Antimatter interferometry for gravity measurements
Paul Hamilton, Andrey Zhmoginov, Francis Robicheaux, Joel Fajans,, Jonathan Wurtele, and Holger Mueller

TL;DR
This paper proposes a versatile antimatter interferometer using light-pulse techniques, enabling precise gravity measurements of various particles including antihydrogen, with potential to test fundamental physics principles.
Contribution
It introduces a novel interferometer design that works with multiple particle species and antiparticles, enhancing capabilities for fundamental physics experiments.
Findings
Design allows for antimatter and particle interferometry without resonant lasers.
Expected initial accuracy better than 1% for antihydrogen free-fall acceleration.
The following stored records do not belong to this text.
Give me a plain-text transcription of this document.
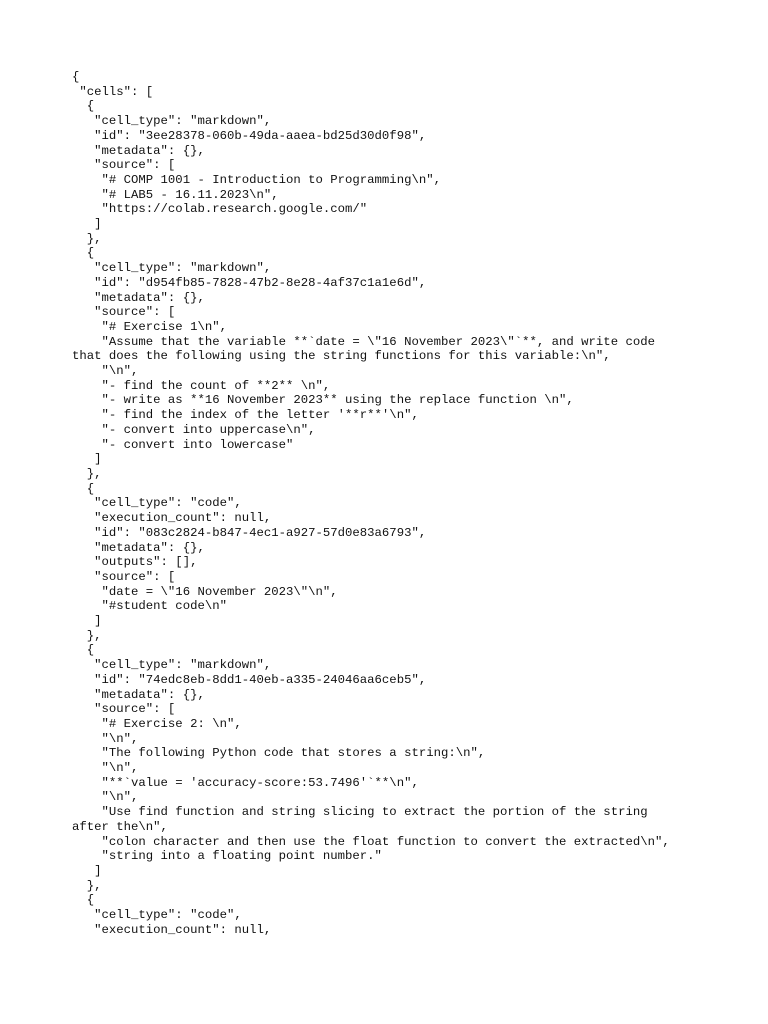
{
"cells": [
{
"cell_type": "markdown",
"id": "3ee28378-060b-49da-aaea-bd25d30d0f98",
"metadata": {},
"source": [
"# COMP 1001 - Introduction to Programming\n",
"# LAB5 - 16.11.2023\n",
"https://colab.research.google.com/"
]
},
{
"cell_type": "markdown",
"id": "d954fb85-7828-47b2-8e28-4af37c1a1e6d",
"metadata": {},
"source": [
"# Exercise 1\n",
"Assume that the variable **`date = \"16 November 2023\"`**, and write code
that does the following using the string functions for this variable:\n",
"\n",
"- find the count of **2** \n",
"- write as **16 November 2023** using the replace function \n",
"- find the index of the letter '**r**'\n",
"- convert into uppercase\n",
"- convert into lowercase"
]
},
{
"cell_type": "code",
"execution_count": null,
"id": "083c2824-b847-4ec1-a927-57d0e83a6793",
"metadata": {},
"outputs": [],
"source": [
"date = \"16 November 2023\"\n",
"#student code\n"
]
},
{
"cell_type": "markdown",
"id": "74edc8eb-8dd1-40eb-a335-24046aa6ceb5",
"metadata": {},
"source": [
"# Exercise 2: \n",
"\n",
"The following Python code that stores a string:\n",
"\n",
"**`value = 'accuracy-score:53.7496'`**\n",
"\n",
"Use find function and string slicing to extract the portion of the string
after the\n",
"colon character and then use the float function to convert the extracted\n",
"string into a floating point number."
]
},
{
"cell_type": "code",
"execution_count": null,
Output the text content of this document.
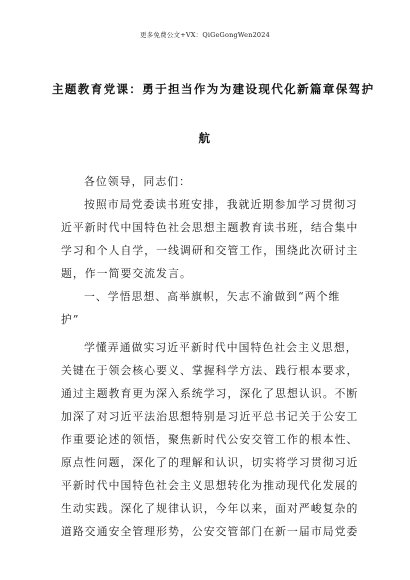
更多免费公文+VX：QiGeGongWen2024
主题教育党课：勇于担当作为为建设现代化新篇章保驾护
航
各位领导，同志们：
按照市局党委读书班安排，我就近期参加学习贯彻习
近平新时代中国特色社会思想主题教育读书班，结合集中
学习和个人自学，一线调研和交管工作，围绕此次研讨主
题，作一简要交流发言。
一、学悟思想、高举旗帜，矢志不渝做到“两个维
护”
学懂弄通做实习近平新时代中国特色社会主义思想，
关键在于领会核心要义、掌握科学方法、践行根本要求，
通过主题教育更为深入系统学习，深化了思想认识。不断
加深了对习近平法治思想特别是习近平总书记关于公安工
作重要论述的领悟，聚焦新时代公安交管工作的根本性、
原点性问题，深化了的理解和认识，切实将学习贯彻习近
平新时代中国特色社会主义思想转化为推动现代化发展的
生动实践。深化了规律认识，今年以来，面对严峻复杂的
道路交通安全管理形势，公安交管部门在新一届市局党委
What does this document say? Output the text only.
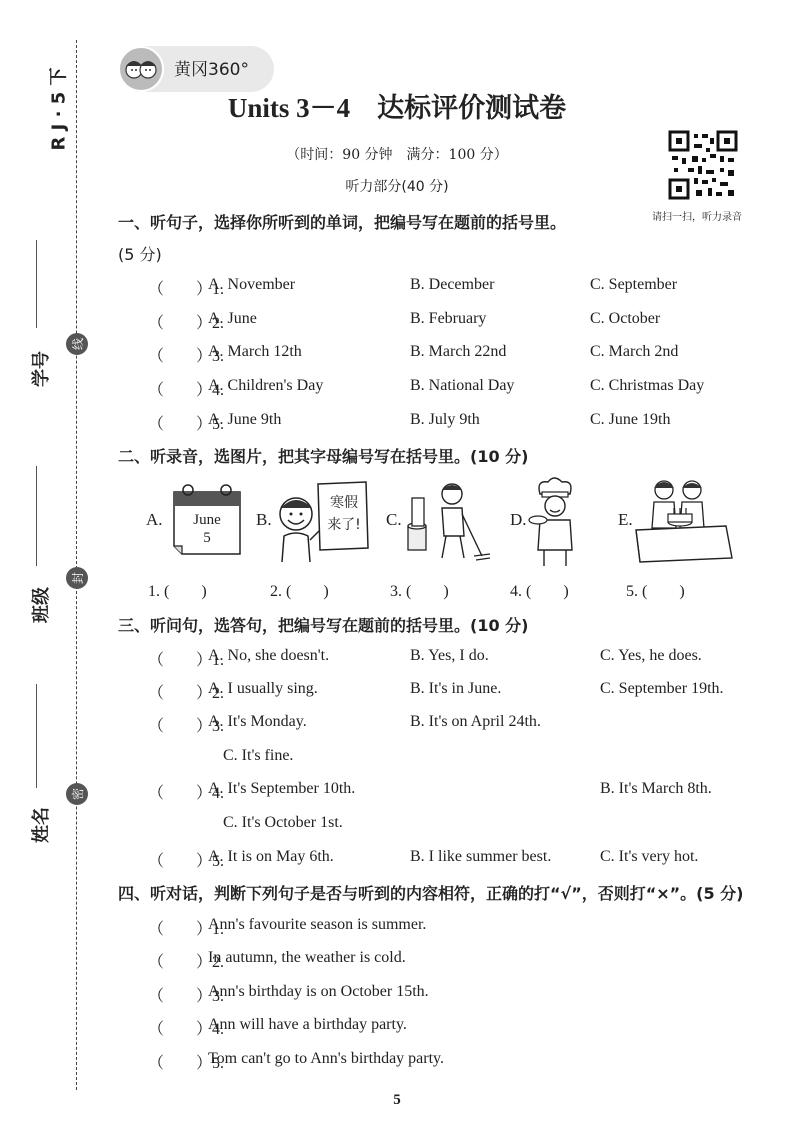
R J · 5 下
学号
班级
姓名
线
封
密
黄冈360°
Units 3－4　达标评价测试卷
（时间：90 分钟　满分：100 分）
听力部分(40 分)
请扫一扫，听力录音
一、听句子，选择你所听到的单词，把编号写在题前的括号里。
(5 分)
（　　）1.
A. November	B. December	C. September
（　　）2.
A. June	B. February	C. October
（　　）3.
A. March 12th	B. March 22nd	C. March 2nd
（　　）4.
A. Children's Day	B. National Day	C. Christmas Day
（　　）5.
A. June 9th	B. July 9th	C. June 19th
二、听录音，选图片，把其字母编号写在括号里。(10 分)
A.	June
5
B.
寒假
来了!	C.	D.	E.
1. (　　)	2. (　　)	3. (　　)	4. (　　)	5. (　　)
三、听问句，选答句，把编号写在题前的括号里。(10 分)
（　　）1.
A. No, she doesn't.	B. Yes, I do.	C. Yes, he does.
（　　）2.
A. I usually sing.	B. It's in June.	C. September 19th.
（　　）3.
A. It's Monday.	B. It's on April 24th.
C. It's fine.
（　　）4.
A. It's September 10th.	B. It's March 8th.
C. It's October 1st.
（　　）5.
A. It is on May 6th.	B. I like summer best.	C. It's very hot.
四、听对话，判断下列句子是否与听到的内容相符，正确的打“√”，否则打“×”。(5 分)
（　　）1.
Ann's favourite season is summer.
（　　）2.
In autumn, the weather is cold.
（　　）3.
Ann's birthday is on October 15th.
（　　）4.
Ann will have a birthday party.
（　　）5.
Tom can't go to Ann's birthday party.
5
Potential to improve measurement precision to part-per-million levels.
Abstract
We describe a light-pulse atom interferometer that is suitable for any species of atom and even for electrons and protons as well as their antiparticles, in particular for testing the Einstein equivalence principle with antihydrogen. The design obviates the need for resonant lasers through far-off resonant Bragg beam splitters and makes efficient use of scarce atoms by magnetic confinement and atom recycling. We expect to reach an initial accuracy of better than 1% for the acceleration of free fall of antihydrogen, which can be improved to the part-per million level.